NOTE: This event has been canceled.
The University of Pittsburgh at Greensburg will host its 24th annual Children’s Literature Conference on Friday, May 1. Two award-winning young-adult (YA) authors are the keynote speakers for the day: two-time Coretta Scott King Award recipient and author Sharon G. Flake and two-time Michael Printz Award-winning author A.S. King.
Early bird registration at $70 per person is available through March 31. After that date, the cost increases to $80 per person. Special discounted rates are also available for retirees ($60) and full-time college students ($30). ACT 48 and ACT 37 educational credits are available with attendance.
The Children’s Literature Conference will be held in Pitt-Greensburg’s Smith Hall. It opens with registration at 7:45 a.m. A continental breakfast and a hot buffet lunch are included with the ticket. Books will be available for sale throughout the event, which closes with a book signing at 3:30 p.m.

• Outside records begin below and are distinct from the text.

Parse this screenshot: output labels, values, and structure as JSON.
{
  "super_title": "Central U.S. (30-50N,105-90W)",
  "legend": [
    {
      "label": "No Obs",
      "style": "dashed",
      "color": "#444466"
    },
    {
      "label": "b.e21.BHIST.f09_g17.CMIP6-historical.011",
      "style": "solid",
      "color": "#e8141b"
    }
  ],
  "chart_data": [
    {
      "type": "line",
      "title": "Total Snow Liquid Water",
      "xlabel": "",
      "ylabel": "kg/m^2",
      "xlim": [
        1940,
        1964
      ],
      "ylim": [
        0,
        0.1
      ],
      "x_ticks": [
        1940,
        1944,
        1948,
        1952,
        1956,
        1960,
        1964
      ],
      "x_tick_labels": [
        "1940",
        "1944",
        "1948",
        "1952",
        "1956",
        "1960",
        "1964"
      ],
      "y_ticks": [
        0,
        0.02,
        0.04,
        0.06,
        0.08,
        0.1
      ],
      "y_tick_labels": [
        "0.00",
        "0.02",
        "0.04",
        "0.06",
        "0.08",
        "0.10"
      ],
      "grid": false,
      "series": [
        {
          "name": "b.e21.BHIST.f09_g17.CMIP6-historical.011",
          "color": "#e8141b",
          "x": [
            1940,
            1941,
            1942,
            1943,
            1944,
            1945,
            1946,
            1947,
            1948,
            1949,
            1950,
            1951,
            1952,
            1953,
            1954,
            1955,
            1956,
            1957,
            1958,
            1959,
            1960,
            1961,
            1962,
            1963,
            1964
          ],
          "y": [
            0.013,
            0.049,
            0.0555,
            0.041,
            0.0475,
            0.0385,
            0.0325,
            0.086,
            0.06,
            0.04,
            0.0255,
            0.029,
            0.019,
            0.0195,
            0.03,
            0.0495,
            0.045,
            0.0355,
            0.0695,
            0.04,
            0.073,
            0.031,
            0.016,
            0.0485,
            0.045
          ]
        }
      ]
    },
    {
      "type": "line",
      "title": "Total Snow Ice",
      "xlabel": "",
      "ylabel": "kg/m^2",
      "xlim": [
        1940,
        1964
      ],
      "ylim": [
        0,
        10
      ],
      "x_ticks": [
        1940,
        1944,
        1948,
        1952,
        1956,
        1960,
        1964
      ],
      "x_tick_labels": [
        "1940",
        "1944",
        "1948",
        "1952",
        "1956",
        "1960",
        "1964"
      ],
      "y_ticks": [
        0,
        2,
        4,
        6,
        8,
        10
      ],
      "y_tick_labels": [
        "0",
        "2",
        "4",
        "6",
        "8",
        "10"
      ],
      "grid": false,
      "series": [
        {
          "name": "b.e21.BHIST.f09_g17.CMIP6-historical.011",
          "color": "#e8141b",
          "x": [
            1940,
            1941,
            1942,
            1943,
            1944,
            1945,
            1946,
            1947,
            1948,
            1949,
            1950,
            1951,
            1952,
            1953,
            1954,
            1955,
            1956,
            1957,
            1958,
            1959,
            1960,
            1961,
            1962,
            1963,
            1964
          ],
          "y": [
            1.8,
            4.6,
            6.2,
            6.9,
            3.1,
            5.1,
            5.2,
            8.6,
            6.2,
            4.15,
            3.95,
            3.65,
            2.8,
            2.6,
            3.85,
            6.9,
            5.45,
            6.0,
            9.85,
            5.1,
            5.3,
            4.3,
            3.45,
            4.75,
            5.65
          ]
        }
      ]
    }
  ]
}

Two breakout sessions featuring four options each complete the day’s schedule, which is available here.
“Our conference serves educators and librarians, allowing them to learn about various aspects of children’s literature and how to better incorporate it into their classrooms and libraries,” said Renee Kiner, public services librarian at Pitt-Greensburg’s Millstein Library. “The conference also gives them an opportunity to interact with their peers to discover what they are using in their classrooms and libraries that work for them.”
New this year is a scholarship for those who want to attend the conference but are unable to get reimbursed from their employer. Applications for the scholarship will be accepted through March 15, 2020. Kiner explained, “We want to share our love of children’s literature with as many librarians and educators as possible. We also know that, each year, travel funds and allocations to attend conferences continue to dwindle.”

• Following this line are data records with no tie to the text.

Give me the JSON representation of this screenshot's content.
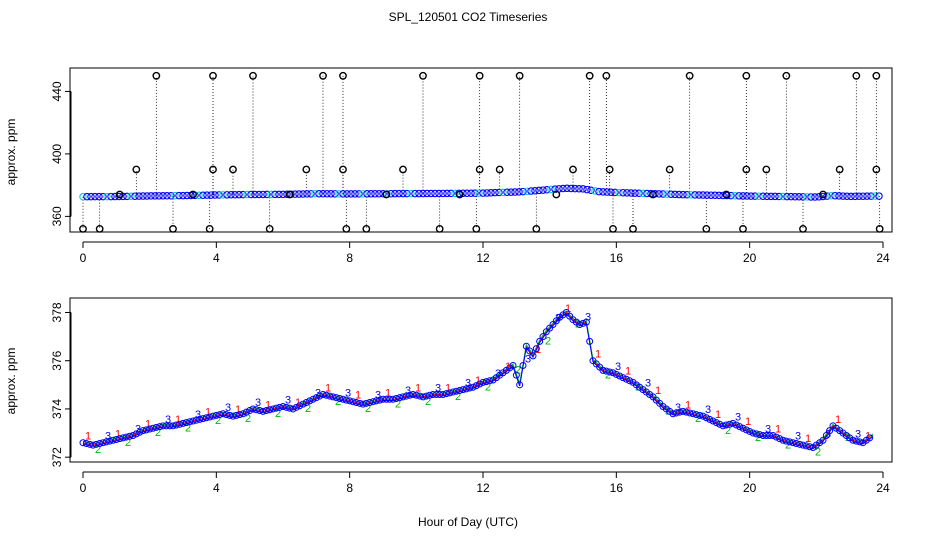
{
  "title": "SPL_120501  CO2 Timeseries",
  "xlabel": "Hour of Day (UTC)",
  "colors": {
    "raw": "#000000",
    "blue": "#0000ff",
    "cyan": "#00cccc",
    "red": "#ff0000",
    "green": "#00bb00",
    "orange": "#dd8800"
  },
  "chart_data": [
    {
      "type": "scatter",
      "panel": "top",
      "ylabel": "approx. ppm",
      "xlim": [
        0,
        24
      ],
      "ylim": [
        350,
        455
      ],
      "xticks": [
        0,
        4,
        8,
        12,
        16,
        20,
        24
      ],
      "yticks": [
        360,
        400,
        440
      ],
      "baseline_series": [
        {
          "x": 0.0,
          "y": 372.6
        },
        {
          "x": 1.0,
          "y": 372.7
        },
        {
          "x": 2.0,
          "y": 373.1
        },
        {
          "x": 3.0,
          "y": 373.3
        },
        {
          "x": 4.0,
          "y": 373.7
        },
        {
          "x": 5.0,
          "y": 374.0
        },
        {
          "x": 6.0,
          "y": 374.1
        },
        {
          "x": 7.0,
          "y": 374.5
        },
        {
          "x": 8.0,
          "y": 374.4
        },
        {
          "x": 9.0,
          "y": 374.5
        },
        {
          "x": 10.0,
          "y": 374.6
        },
        {
          "x": 11.0,
          "y": 374.7
        },
        {
          "x": 12.0,
          "y": 374.9
        },
        {
          "x": 12.5,
          "y": 375.3
        },
        {
          "x": 13.0,
          "y": 375.6
        },
        {
          "x": 13.5,
          "y": 376.3
        },
        {
          "x": 14.0,
          "y": 377.2
        },
        {
          "x": 14.5,
          "y": 378.0
        },
        {
          "x": 15.0,
          "y": 377.6
        },
        {
          "x": 15.5,
          "y": 375.8
        },
        {
          "x": 16.0,
          "y": 375.3
        },
        {
          "x": 17.0,
          "y": 374.6
        },
        {
          "x": 18.0,
          "y": 373.9
        },
        {
          "x": 19.0,
          "y": 373.5
        },
        {
          "x": 20.0,
          "y": 373.0
        },
        {
          "x": 21.0,
          "y": 372.7
        },
        {
          "x": 22.0,
          "y": 372.4
        },
        {
          "x": 22.5,
          "y": 373.3
        },
        {
          "x": 23.0,
          "y": 372.8
        },
        {
          "x": 23.7,
          "y": 373.0
        }
      ],
      "spikes": [
        {
          "x": 0.0,
          "y": 352.0
        },
        {
          "x": 0.5,
          "y": 352.0
        },
        {
          "x": 1.1,
          "y": 374.0
        },
        {
          "x": 1.6,
          "y": 390.0
        },
        {
          "x": 2.2,
          "y": 450.0
        },
        {
          "x": 2.7,
          "y": 352.0
        },
        {
          "x": 3.3,
          "y": 374.0
        },
        {
          "x": 3.8,
          "y": 352.0
        },
        {
          "x": 3.9,
          "y": 450.0
        },
        {
          "x": 3.9,
          "y": 390.0
        },
        {
          "x": 4.5,
          "y": 390.0
        },
        {
          "x": 5.1,
          "y": 450.0
        },
        {
          "x": 5.6,
          "y": 352.0
        },
        {
          "x": 6.2,
          "y": 374.0
        },
        {
          "x": 6.7,
          "y": 390.0
        },
        {
          "x": 7.2,
          "y": 450.0
        },
        {
          "x": 7.8,
          "y": 450.0
        },
        {
          "x": 7.8,
          "y": 390.0
        },
        {
          "x": 7.9,
          "y": 352.0
        },
        {
          "x": 8.5,
          "y": 352.0
        },
        {
          "x": 9.1,
          "y": 374.0
        },
        {
          "x": 9.6,
          "y": 390.0
        },
        {
          "x": 10.2,
          "y": 450.0
        },
        {
          "x": 10.7,
          "y": 352.0
        },
        {
          "x": 11.3,
          "y": 374.0
        },
        {
          "x": 11.8,
          "y": 352.0
        },
        {
          "x": 11.9,
          "y": 450.0
        },
        {
          "x": 11.9,
          "y": 390.0
        },
        {
          "x": 12.5,
          "y": 390.0
        },
        {
          "x": 13.1,
          "y": 450.0
        },
        {
          "x": 13.6,
          "y": 352.0
        },
        {
          "x": 14.2,
          "y": 374.0
        },
        {
          "x": 14.7,
          "y": 390.0
        },
        {
          "x": 15.2,
          "y": 450.0
        },
        {
          "x": 15.7,
          "y": 450.0
        },
        {
          "x": 15.8,
          "y": 390.0
        },
        {
          "x": 15.9,
          "y": 352.0
        },
        {
          "x": 16.5,
          "y": 352.0
        },
        {
          "x": 17.1,
          "y": 374.0
        },
        {
          "x": 17.6,
          "y": 390.0
        },
        {
          "x": 18.2,
          "y": 450.0
        },
        {
          "x": 18.7,
          "y": 352.0
        },
        {
          "x": 19.3,
          "y": 374.0
        },
        {
          "x": 19.8,
          "y": 352.0
        },
        {
          "x": 19.9,
          "y": 450.0
        },
        {
          "x": 19.9,
          "y": 390.0
        },
        {
          "x": 20.5,
          "y": 390.0
        },
        {
          "x": 21.1,
          "y": 450.0
        },
        {
          "x": 21.6,
          "y": 352.0
        },
        {
          "x": 22.2,
          "y": 374.0
        },
        {
          "x": 22.7,
          "y": 390.0
        },
        {
          "x": 23.2,
          "y": 450.0
        },
        {
          "x": 23.8,
          "y": 450.0
        },
        {
          "x": 23.8,
          "y": 390.0
        },
        {
          "x": 23.9,
          "y": 352.0
        }
      ]
    },
    {
      "type": "line",
      "panel": "bottom",
      "ylabel": "approx. ppm",
      "xlim": [
        0,
        24
      ],
      "ylim": [
        371.8,
        378.6
      ],
      "xticks": [
        0,
        4,
        8,
        12,
        16,
        20,
        24
      ],
      "yticks": [
        372,
        374,
        376,
        378
      ],
      "series": [
        {
          "name": "timeseries",
          "marker_labels": [
            "1",
            "2",
            "3"
          ],
          "points": [
            {
              "x": 0.0,
              "y": 372.6
            },
            {
              "x": 0.3,
              "y": 372.5
            },
            {
              "x": 0.6,
              "y": 372.6
            },
            {
              "x": 0.9,
              "y": 372.7
            },
            {
              "x": 1.2,
              "y": 372.8
            },
            {
              "x": 1.5,
              "y": 372.9
            },
            {
              "x": 1.8,
              "y": 373.1
            },
            {
              "x": 2.1,
              "y": 373.2
            },
            {
              "x": 2.4,
              "y": 373.3
            },
            {
              "x": 2.7,
              "y": 373.3
            },
            {
              "x": 3.0,
              "y": 373.4
            },
            {
              "x": 3.3,
              "y": 373.5
            },
            {
              "x": 3.6,
              "y": 373.6
            },
            {
              "x": 3.9,
              "y": 373.7
            },
            {
              "x": 4.2,
              "y": 373.8
            },
            {
              "x": 4.5,
              "y": 373.7
            },
            {
              "x": 4.8,
              "y": 373.8
            },
            {
              "x": 5.1,
              "y": 374.0
            },
            {
              "x": 5.4,
              "y": 373.9
            },
            {
              "x": 5.7,
              "y": 374.0
            },
            {
              "x": 6.0,
              "y": 374.1
            },
            {
              "x": 6.3,
              "y": 374.0
            },
            {
              "x": 6.6,
              "y": 374.2
            },
            {
              "x": 6.9,
              "y": 374.4
            },
            {
              "x": 7.2,
              "y": 374.6
            },
            {
              "x": 7.5,
              "y": 374.5
            },
            {
              "x": 7.8,
              "y": 374.4
            },
            {
              "x": 8.1,
              "y": 374.3
            },
            {
              "x": 8.4,
              "y": 374.2
            },
            {
              "x": 8.7,
              "y": 374.3
            },
            {
              "x": 9.0,
              "y": 374.4
            },
            {
              "x": 9.3,
              "y": 374.4
            },
            {
              "x": 9.6,
              "y": 374.5
            },
            {
              "x": 9.9,
              "y": 374.6
            },
            {
              "x": 10.2,
              "y": 374.5
            },
            {
              "x": 10.5,
              "y": 374.6
            },
            {
              "x": 10.8,
              "y": 374.6
            },
            {
              "x": 11.1,
              "y": 374.7
            },
            {
              "x": 11.4,
              "y": 374.8
            },
            {
              "x": 11.7,
              "y": 374.9
            },
            {
              "x": 12.0,
              "y": 375.1
            },
            {
              "x": 12.3,
              "y": 375.2
            },
            {
              "x": 12.6,
              "y": 375.5
            },
            {
              "x": 12.9,
              "y": 375.8
            },
            {
              "x": 13.1,
              "y": 375.0
            },
            {
              "x": 13.3,
              "y": 376.6
            },
            {
              "x": 13.5,
              "y": 376.2
            },
            {
              "x": 13.7,
              "y": 376.8
            },
            {
              "x": 13.9,
              "y": 377.2
            },
            {
              "x": 14.1,
              "y": 377.5
            },
            {
              "x": 14.3,
              "y": 377.8
            },
            {
              "x": 14.5,
              "y": 378.0
            },
            {
              "x": 14.7,
              "y": 377.7
            },
            {
              "x": 14.9,
              "y": 377.5
            },
            {
              "x": 15.1,
              "y": 377.6
            },
            {
              "x": 15.3,
              "y": 376.0
            },
            {
              "x": 15.6,
              "y": 375.6
            },
            {
              "x": 15.9,
              "y": 375.5
            },
            {
              "x": 16.2,
              "y": 375.3
            },
            {
              "x": 16.5,
              "y": 375.1
            },
            {
              "x": 16.8,
              "y": 374.8
            },
            {
              "x": 17.1,
              "y": 374.5
            },
            {
              "x": 17.4,
              "y": 374.1
            },
            {
              "x": 17.7,
              "y": 373.8
            },
            {
              "x": 18.0,
              "y": 373.9
            },
            {
              "x": 18.3,
              "y": 373.8
            },
            {
              "x": 18.6,
              "y": 373.7
            },
            {
              "x": 18.9,
              "y": 373.5
            },
            {
              "x": 19.2,
              "y": 373.3
            },
            {
              "x": 19.5,
              "y": 373.4
            },
            {
              "x": 19.8,
              "y": 373.2
            },
            {
              "x": 20.1,
              "y": 373.0
            },
            {
              "x": 20.4,
              "y": 372.9
            },
            {
              "x": 20.7,
              "y": 372.9
            },
            {
              "x": 21.0,
              "y": 372.7
            },
            {
              "x": 21.3,
              "y": 372.6
            },
            {
              "x": 21.6,
              "y": 372.5
            },
            {
              "x": 21.9,
              "y": 372.4
            },
            {
              "x": 22.2,
              "y": 372.7
            },
            {
              "x": 22.5,
              "y": 373.3
            },
            {
              "x": 22.8,
              "y": 373.0
            },
            {
              "x": 23.1,
              "y": 372.7
            },
            {
              "x": 23.4,
              "y": 372.6
            },
            {
              "x": 23.7,
              "y": 372.9
            }
          ]
        }
      ]
    }
  ]
}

A University of Pittsburgh alumna, Flake is the author of 10 books in print with two more on the way. She writes about children who are likely viewed as least valued, loved, and appreciated—black, urban youths—whose stories are told in a voice that is compelling, authentic, and truthful.
Her work has been recognized by an array of awards and recommendations including the Coretta Scott King Honor Award, the Kirkus Review Top Ten Book of the Year, the YWCA Racial Justice Award, the Detroit Public Library Outstanding Book of the Year Award, Chicago Public Library Best of the Best, American Library Association Best Books for Young Young Adult Readers, New York Public Library Top Ten Books for the Teen Age, Top Twenty Recommended Books to Read by the Texas Library Association, the Junior Library Guide Selection, 100 Books Every Teenage Girl Should Read, IRA Notable Book For A Global Society, as well as being an NCAACP Image Award Nominee.
Flake, who lives in Pittsburgh, describes her work on her website: “I write about African-American youth. I take on tough topics and shine light onto people and places that society doesn’t always care to see.” She is probably best known for her first novel, The Skin I’m In, currently available in a 20th-anniversary edition. In the foreword and introduction to the new edition, Jason Reynolds writes, “Before incredible movements and monikers like Black Girls Rock, Black Girl Magic, and Well-Read Black Girl, there was The Skin I’m In, which is not just a book but a platform for young people—especially the Maleekas of the world—to stand on. Chin up, shoulders back, voices lifted, beaming.”
Flake’s list of books in print also includes Unstoppable Octobia May, Bang, Begging for Change, Who Am I Without Him (a Coretta Scott King award winner), Money Hungry (a Coretta Scott King award winner), You Don’t Even Know Me, and Pinned. Her work is also part of two anthologies, Fresh Ink and We Rise, We Resist, We Raise Our Voices.
Described as “one of the best YA writers working today” by the New York Times Book Review, A.S. King is the author of multiple highly-acclaimed young adult (YA) novels. Most recently (January 27, 2020), King’s novel Dig (2019) was awarded the 2020 Michael Prinz Award. Her other award-winning novels include the 2012 Los Angeles Times Book Prize winner Ask the Passengers (2012) and the 2011 Michael L. Printz Honor Book Please Ignore Vera Dietz. Her other YA novels include Still Life with Tornado (2016), I Crawl Through It (2015), Glory O’Brien’s History of the Future (2014), Reality Boy (2013), Everybody Sees the Ants (2011).
Her work often includes magical realism and unconventional structures, often making it hard to categorize her work. King also writes Middle-Grade fiction as Amy Sarig King. Those books include The Year We Fell From Space (2019) and Me and Marvin Gardens (2017).
King is a faculty member of the Writing for Children and Young Adults MFA program at Vermont College of Fine Arts and spends many months of the year traveling the country speaking to high school and university students, educators, and humans who care about the mental health of young people. After more than a decade living self-sufficiently and teaching literacy to adults in Ireland, she now lives in Pennsylvania.